Proposal for Colville National Forest a collaborative effort

Plan keeps timber industry, environmental concerns in mind
By The Spokesman-Review
 
Rich Landers photo

Hikers break into the open area near the top of Hall Mountain above Sullivan Lake on a day trip led by Conservation Northwest volunteers.
(Full-size photo)

A proposal to designate 215,000 acres of new wilderness areas in the Colville National Forest is drawing support from a broad coalition of forest users.

The plan would expand the existing Salmo-Priest Wilderness in Northeast Washington and create new wilderness along the Kettle Crest, protecting six peaks that are each over 7,000 feet tall. The acreage represents some of the most remote, untouched land left in the lower 48 states. It’s home to grizzly bears, lynx and woodland caribou. And it’s an important wildlife migration route that connects the Rocky Mountains to the Cascades, environmentalists say.

In an unusual move, the wilderness proposal doesn’t stop there. The plan also calls for stepping up logging activity on other parts of the Colville National Forest and building new trails for mountain bikers, motorcyclists and ATV riders, who would have to give up some of their existing trails if Congress approves the new wilderness.

Timber industry representatives, ranchers and recreational groups all worked on the plan.

“We’ve been involved in exhaustive discussions over the past four years,” said Tim Coleman, a director for Conservation Northwest. “This is as much about supporting working farms and ranches, jobs in the woods and new recreation opportunities as it is about wilderness.”

With 1.1 million acres, the Colville National Forest has room for all types of users, said Russ Vaagen, vice president of Vaagen Brothers Lumber Co. By working together, different groups can find appropriate places to harvest timber, graze cattle, ride four-wheelers and still support wilderness for solitude and wildlife habitat, he said.

“If we look at it in terms of abundance, we’ll all get more than we have right now,” Vaagen said. “If we look at it in terms of scarcity, of holding out, we’ll all get less.”

Conservation Northwest is working to gain political support for the wilderness proposal. Ideally, federal legislation would be introduced this fall or next spring, Coleman said.

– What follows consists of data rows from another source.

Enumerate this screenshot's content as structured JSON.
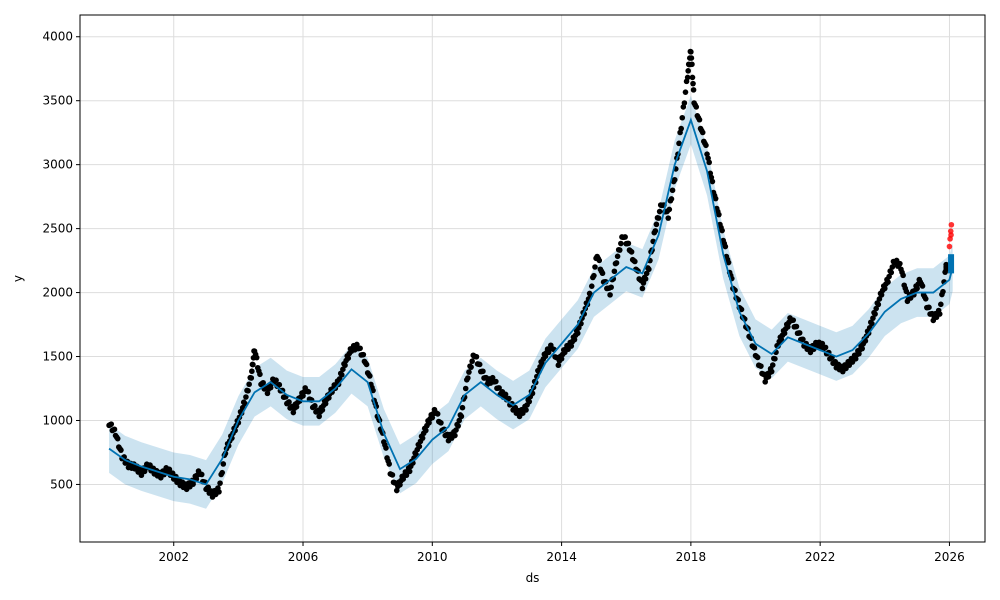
{
  "chart_data": {
    "type": "scatter",
    "title": "",
    "xlabel": "ds",
    "ylabel": "y",
    "xlim": [
      1999.1,
      2027.1
    ],
    "ylim": [
      50,
      4170
    ],
    "grid": true,
    "x_ticks": [
      2002,
      2006,
      2010,
      2014,
      2018,
      2022,
      2026
    ],
    "x_tick_labels": [
      "2002",
      "2006",
      "2010",
      "2014",
      "2018",
      "2022",
      "2026"
    ],
    "y_ticks": [
      500,
      1000,
      1500,
      2000,
      2500,
      3000,
      3500,
      4000
    ],
    "y_tick_labels": [
      "500",
      "1000",
      "1500",
      "2000",
      "2500",
      "3000",
      "3500",
      "4000"
    ],
    "colors": {
      "observed": "#000000",
      "forecast_line": "#0072B2",
      "uncertainty": "#0072B2",
      "recent_points": "#ff0000",
      "grid": "#dddddd"
    },
    "observed": [
      [
        2000.0,
        980
      ],
      [
        2000.2,
        900
      ],
      [
        2000.4,
        720
      ],
      [
        2000.6,
        650
      ],
      [
        2000.8,
        640
      ],
      [
        2001.0,
        590
      ],
      [
        2001.2,
        650
      ],
      [
        2001.4,
        600
      ],
      [
        2001.6,
        570
      ],
      [
        2001.8,
        620
      ],
      [
        2002.0,
        560
      ],
      [
        2002.2,
        510
      ],
      [
        2002.4,
        480
      ],
      [
        2002.6,
        520
      ],
      [
        2002.8,
        600
      ],
      [
        2003.0,
        480
      ],
      [
        2003.2,
        420
      ],
      [
        2003.4,
        460
      ],
      [
        2003.6,
        760
      ],
      [
        2003.8,
        880
      ],
      [
        2004.0,
        1000
      ],
      [
        2004.2,
        1150
      ],
      [
        2004.4,
        1350
      ],
      [
        2004.5,
        1560
      ],
      [
        2004.7,
        1300
      ],
      [
        2004.9,
        1230
      ],
      [
        2005.1,
        1320
      ],
      [
        2005.3,
        1250
      ],
      [
        2005.5,
        1150
      ],
      [
        2005.7,
        1080
      ],
      [
        2005.9,
        1170
      ],
      [
        2006.1,
        1250
      ],
      [
        2006.3,
        1120
      ],
      [
        2006.5,
        1050
      ],
      [
        2006.7,
        1150
      ],
      [
        2006.9,
        1240
      ],
      [
        2007.1,
        1300
      ],
      [
        2007.3,
        1450
      ],
      [
        2007.5,
        1560
      ],
      [
        2007.7,
        1580
      ],
      [
        2007.9,
        1480
      ],
      [
        2008.1,
        1300
      ],
      [
        2008.3,
        1050
      ],
      [
        2008.5,
        850
      ],
      [
        2008.7,
        600
      ],
      [
        2008.9,
        470
      ],
      [
        2009.1,
        560
      ],
      [
        2009.3,
        620
      ],
      [
        2009.5,
        750
      ],
      [
        2009.7,
        880
      ],
      [
        2009.9,
        1000
      ],
      [
        2010.1,
        1080
      ],
      [
        2010.3,
        940
      ],
      [
        2010.5,
        860
      ],
      [
        2010.7,
        900
      ],
      [
        2010.9,
        1050
      ],
      [
        2011.1,
        1350
      ],
      [
        2011.3,
        1520
      ],
      [
        2011.5,
        1400
      ],
      [
        2011.7,
        1300
      ],
      [
        2011.9,
        1320
      ],
      [
        2012.1,
        1220
      ],
      [
        2012.3,
        1180
      ],
      [
        2012.5,
        1100
      ],
      [
        2012.7,
        1050
      ],
      [
        2012.9,
        1100
      ],
      [
        2013.1,
        1230
      ],
      [
        2013.3,
        1400
      ],
      [
        2013.5,
        1520
      ],
      [
        2013.7,
        1580
      ],
      [
        2013.9,
        1450
      ],
      [
        2014.1,
        1550
      ],
      [
        2014.3,
        1600
      ],
      [
        2014.5,
        1700
      ],
      [
        2014.7,
        1850
      ],
      [
        2014.9,
        2000
      ],
      [
        2015.1,
        2300
      ],
      [
        2015.3,
        2100
      ],
      [
        2015.5,
        2000
      ],
      [
        2015.7,
        2250
      ],
      [
        2015.9,
        2450
      ],
      [
        2016.1,
        2350
      ],
      [
        2016.3,
        2200
      ],
      [
        2016.5,
        2050
      ],
      [
        2016.7,
        2200
      ],
      [
        2016.9,
        2500
      ],
      [
        2017.1,
        2700
      ],
      [
        2017.3,
        2600
      ],
      [
        2017.5,
        2900
      ],
      [
        2017.7,
        3300
      ],
      [
        2017.9,
        3700
      ],
      [
        2018.0,
        3900
      ],
      [
        2018.1,
        3500
      ],
      [
        2018.3,
        3300
      ],
      [
        2018.5,
        3100
      ],
      [
        2018.7,
        2800
      ],
      [
        2018.9,
        2550
      ],
      [
        2019.1,
        2300
      ],
      [
        2019.3,
        2050
      ],
      [
        2019.5,
        1900
      ],
      [
        2019.7,
        1750
      ],
      [
        2019.9,
        1600
      ],
      [
        2020.1,
        1450
      ],
      [
        2020.3,
        1320
      ],
      [
        2020.5,
        1400
      ],
      [
        2020.7,
        1600
      ],
      [
        2020.9,
        1700
      ],
      [
        2021.1,
        1800
      ],
      [
        2021.3,
        1700
      ],
      [
        2021.5,
        1600
      ],
      [
        2021.7,
        1550
      ],
      [
        2021.9,
        1600
      ],
      [
        2022.1,
        1580
      ],
      [
        2022.3,
        1500
      ],
      [
        2022.5,
        1430
      ],
      [
        2022.7,
        1400
      ],
      [
        2022.9,
        1450
      ],
      [
        2023.1,
        1500
      ],
      [
        2023.3,
        1580
      ],
      [
        2023.5,
        1700
      ],
      [
        2023.7,
        1850
      ],
      [
        2023.9,
        2000
      ],
      [
        2024.1,
        2100
      ],
      [
        2024.3,
        2250
      ],
      [
        2024.5,
        2200
      ],
      [
        2024.7,
        1950
      ],
      [
        2024.9,
        2000
      ],
      [
        2025.1,
        2100
      ],
      [
        2025.3,
        1900
      ],
      [
        2025.5,
        1800
      ],
      [
        2025.7,
        1850
      ],
      [
        2025.9,
        2200
      ]
    ],
    "recent": [
      [
        2026.0,
        2360
      ],
      [
        2026.02,
        2420
      ],
      [
        2026.04,
        2480
      ],
      [
        2026.06,
        2530
      ],
      [
        2026.05,
        2450
      ]
    ],
    "trend": [
      [
        2000.0,
        780
      ],
      [
        2000.5,
        690
      ],
      [
        2001.0,
        640
      ],
      [
        2001.5,
        600
      ],
      [
        2002.0,
        560
      ],
      [
        2002.5,
        540
      ],
      [
        2003.0,
        500
      ],
      [
        2003.5,
        700
      ],
      [
        2004.0,
        1000
      ],
      [
        2004.5,
        1220
      ],
      [
        2005.0,
        1300
      ],
      [
        2005.5,
        1200
      ],
      [
        2006.0,
        1150
      ],
      [
        2006.5,
        1150
      ],
      [
        2007.0,
        1250
      ],
      [
        2007.5,
        1400
      ],
      [
        2008.0,
        1300
      ],
      [
        2008.5,
        900
      ],
      [
        2009.0,
        620
      ],
      [
        2009.5,
        700
      ],
      [
        2010.0,
        850
      ],
      [
        2010.5,
        950
      ],
      [
        2011.0,
        1200
      ],
      [
        2011.5,
        1300
      ],
      [
        2012.0,
        1200
      ],
      [
        2012.5,
        1120
      ],
      [
        2013.0,
        1200
      ],
      [
        2013.5,
        1450
      ],
      [
        2014.0,
        1600
      ],
      [
        2014.5,
        1750
      ],
      [
        2015.0,
        2000
      ],
      [
        2015.5,
        2100
      ],
      [
        2016.0,
        2200
      ],
      [
        2016.5,
        2150
      ],
      [
        2017.0,
        2450
      ],
      [
        2017.5,
        3000
      ],
      [
        2018.0,
        3350
      ],
      [
        2018.5,
        2950
      ],
      [
        2019.0,
        2300
      ],
      [
        2019.5,
        1850
      ],
      [
        2020.0,
        1600
      ],
      [
        2020.5,
        1520
      ],
      [
        2021.0,
        1650
      ],
      [
        2021.5,
        1600
      ],
      [
        2022.0,
        1550
      ],
      [
        2022.5,
        1500
      ],
      [
        2023.0,
        1550
      ],
      [
        2023.5,
        1680
      ],
      [
        2024.0,
        1850
      ],
      [
        2024.5,
        1950
      ],
      [
        2025.0,
        2000
      ],
      [
        2025.5,
        2000
      ],
      [
        2026.0,
        2100
      ],
      [
        2026.1,
        2200
      ]
    ],
    "band_halfwidth": 190,
    "forecast_bar": {
      "x": 2026.05,
      "y_low": 2150,
      "y_high": 2300
    }
  }
}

The proposal also includes new “national recreation areas,” which would trigger federal dollars for additional motorized loop trails, mountain bike routes and facilities such as warming huts and restrooms, he said.

But wilderness proposals often take years to win passage. The Wild Sky Wilderness, which protects 106,000 acres in the Mount Baker-Snoqualmie National Forest, was approved in 2008 after five years of congressional debate.

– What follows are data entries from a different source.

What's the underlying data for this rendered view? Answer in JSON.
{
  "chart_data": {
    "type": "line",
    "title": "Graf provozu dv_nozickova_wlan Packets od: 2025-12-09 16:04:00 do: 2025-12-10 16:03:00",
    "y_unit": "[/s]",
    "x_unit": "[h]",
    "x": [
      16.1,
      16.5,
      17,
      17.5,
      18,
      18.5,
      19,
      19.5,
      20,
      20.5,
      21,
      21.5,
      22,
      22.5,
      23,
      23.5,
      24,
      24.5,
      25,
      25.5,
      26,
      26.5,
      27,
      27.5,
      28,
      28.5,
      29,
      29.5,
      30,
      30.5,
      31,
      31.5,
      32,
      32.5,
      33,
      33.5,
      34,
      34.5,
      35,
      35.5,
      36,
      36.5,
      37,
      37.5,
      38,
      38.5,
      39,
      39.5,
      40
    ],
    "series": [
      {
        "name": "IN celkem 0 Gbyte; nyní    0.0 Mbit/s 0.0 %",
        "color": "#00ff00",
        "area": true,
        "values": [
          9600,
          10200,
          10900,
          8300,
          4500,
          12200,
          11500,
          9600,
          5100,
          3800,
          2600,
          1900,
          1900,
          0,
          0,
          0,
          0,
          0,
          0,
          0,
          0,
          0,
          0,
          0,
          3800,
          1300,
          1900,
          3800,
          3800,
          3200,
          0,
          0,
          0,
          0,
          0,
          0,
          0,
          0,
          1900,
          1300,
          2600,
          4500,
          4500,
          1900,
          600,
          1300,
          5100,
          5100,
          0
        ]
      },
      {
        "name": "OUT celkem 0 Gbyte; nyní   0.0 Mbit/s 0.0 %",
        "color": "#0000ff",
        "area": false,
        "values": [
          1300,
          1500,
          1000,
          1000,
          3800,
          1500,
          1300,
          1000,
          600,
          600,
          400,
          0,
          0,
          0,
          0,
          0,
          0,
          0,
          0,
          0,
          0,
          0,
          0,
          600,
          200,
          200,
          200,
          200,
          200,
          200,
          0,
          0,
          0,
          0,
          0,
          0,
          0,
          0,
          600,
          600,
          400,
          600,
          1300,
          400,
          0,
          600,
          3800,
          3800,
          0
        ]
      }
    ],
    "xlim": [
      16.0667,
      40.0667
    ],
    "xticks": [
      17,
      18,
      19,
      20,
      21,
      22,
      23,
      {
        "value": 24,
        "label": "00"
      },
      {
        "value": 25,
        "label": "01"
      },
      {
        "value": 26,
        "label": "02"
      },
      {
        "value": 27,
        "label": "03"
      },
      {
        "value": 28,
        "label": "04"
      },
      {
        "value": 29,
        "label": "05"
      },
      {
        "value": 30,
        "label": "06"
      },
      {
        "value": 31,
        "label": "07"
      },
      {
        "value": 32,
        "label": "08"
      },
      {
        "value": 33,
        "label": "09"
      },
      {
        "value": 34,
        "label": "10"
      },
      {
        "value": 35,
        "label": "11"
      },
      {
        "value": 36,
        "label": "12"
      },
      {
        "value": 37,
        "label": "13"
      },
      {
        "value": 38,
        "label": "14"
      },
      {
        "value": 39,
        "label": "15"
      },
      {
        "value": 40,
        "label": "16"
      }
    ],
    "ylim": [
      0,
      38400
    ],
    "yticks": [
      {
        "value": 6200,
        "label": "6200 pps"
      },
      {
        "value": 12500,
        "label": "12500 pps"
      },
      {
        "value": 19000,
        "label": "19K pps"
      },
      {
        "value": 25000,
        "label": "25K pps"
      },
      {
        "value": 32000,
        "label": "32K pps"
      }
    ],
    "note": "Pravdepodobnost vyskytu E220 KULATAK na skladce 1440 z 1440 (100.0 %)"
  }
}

According to the 1964 Wilderness Act, wilderness designations are for forests that have kept their “primeval” character, showing little influence of human activity. Logging and mining are prohibited in wilderness areas, as are chain saws, motor vehicles and mountain bikes. Cattle can remain, but ranchers sometimes have to leave their trucks behind.

The Colville National Forest is currently evaluating whether 240,000 acres of inventoried roadless areas have wilderness potential through a forest plan update.

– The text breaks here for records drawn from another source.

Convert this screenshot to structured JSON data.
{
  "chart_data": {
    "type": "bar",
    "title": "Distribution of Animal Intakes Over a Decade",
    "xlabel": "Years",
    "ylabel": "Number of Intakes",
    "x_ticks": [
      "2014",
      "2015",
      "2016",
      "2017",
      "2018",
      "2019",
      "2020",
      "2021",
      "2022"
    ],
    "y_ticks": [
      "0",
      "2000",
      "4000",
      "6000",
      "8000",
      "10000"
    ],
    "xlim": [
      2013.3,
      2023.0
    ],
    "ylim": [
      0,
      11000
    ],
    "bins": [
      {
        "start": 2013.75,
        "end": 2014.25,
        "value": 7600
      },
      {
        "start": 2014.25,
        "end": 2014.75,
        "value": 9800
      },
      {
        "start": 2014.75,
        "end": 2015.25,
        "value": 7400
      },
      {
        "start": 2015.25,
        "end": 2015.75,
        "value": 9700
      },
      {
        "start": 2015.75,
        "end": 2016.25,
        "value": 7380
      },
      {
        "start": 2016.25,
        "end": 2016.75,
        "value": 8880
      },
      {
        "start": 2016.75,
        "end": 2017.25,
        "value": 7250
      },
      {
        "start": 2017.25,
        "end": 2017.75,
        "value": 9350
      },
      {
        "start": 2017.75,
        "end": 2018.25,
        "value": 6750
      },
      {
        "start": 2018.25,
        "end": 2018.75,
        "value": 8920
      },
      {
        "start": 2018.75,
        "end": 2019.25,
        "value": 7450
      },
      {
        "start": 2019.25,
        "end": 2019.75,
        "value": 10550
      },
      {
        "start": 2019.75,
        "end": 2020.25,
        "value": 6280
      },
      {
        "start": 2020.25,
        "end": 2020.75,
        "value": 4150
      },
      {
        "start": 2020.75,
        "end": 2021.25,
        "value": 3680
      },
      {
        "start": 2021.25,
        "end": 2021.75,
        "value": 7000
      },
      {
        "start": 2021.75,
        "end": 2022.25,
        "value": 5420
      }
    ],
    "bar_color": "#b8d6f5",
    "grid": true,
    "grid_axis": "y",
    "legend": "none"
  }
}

The collaborative effort that produced the wilderness proposal unveiled Wednesday grew out of the Northeast Washington Forestry Coalition, an 8-year-old effort by the timber industry and environmental groups to find common ground. Through the coalition’s work, environmental groups began supporting timber sales and commercial thinning in the Colville National Forest. In return, they wanted allies for their wilderness proposal.

Vaagen said his company’s two sawmills have benefited from the collaborative effort. The mills employ about 120 people and could hire more workers if the Colville National Forest’s timber sales increased.

The forest sells about 43 million board feet of timber annually.

“The industry wants 80 million board feet, and they are willing to support wilderness,” said Conservation Northwest’s Coleman. In return, environmental groups are willing to support the higher cut rate, which includes thinning dense stands of trees and other forest restoration projects.

“It’s acceptable to us to manage the forest to provide timber jobs,” Coleman said.

Vaagen said he hopes the coalition’s success will help bring other user groups to the negotiating table. Motorized recreation groups were noticeably absent from a press conference about the wilderness proposal. Designating new wilderness remains controversial with many ATV riders in northeast Washington, Vaagen said.

Ranchers have questions, too. John Dawson and his son, Jeff, graze about 400 head of cattle on the Colville National Forest. A portion of their allotment lies within a roadless area that could become part of the Salmo-Priest Wilderness Area.

The father-son team already does a lot of its work by horseback. That lessens the potential impact of a wilderness designation, Dawson said. But other local ranchers may need continued motorized access to check their herds or get work done on their federal grazing allotments, he said.

At the same time, Dawson said he and other ranchers support wilderness values.

“We like the solitude and quietness of nonroaded areas,” he said.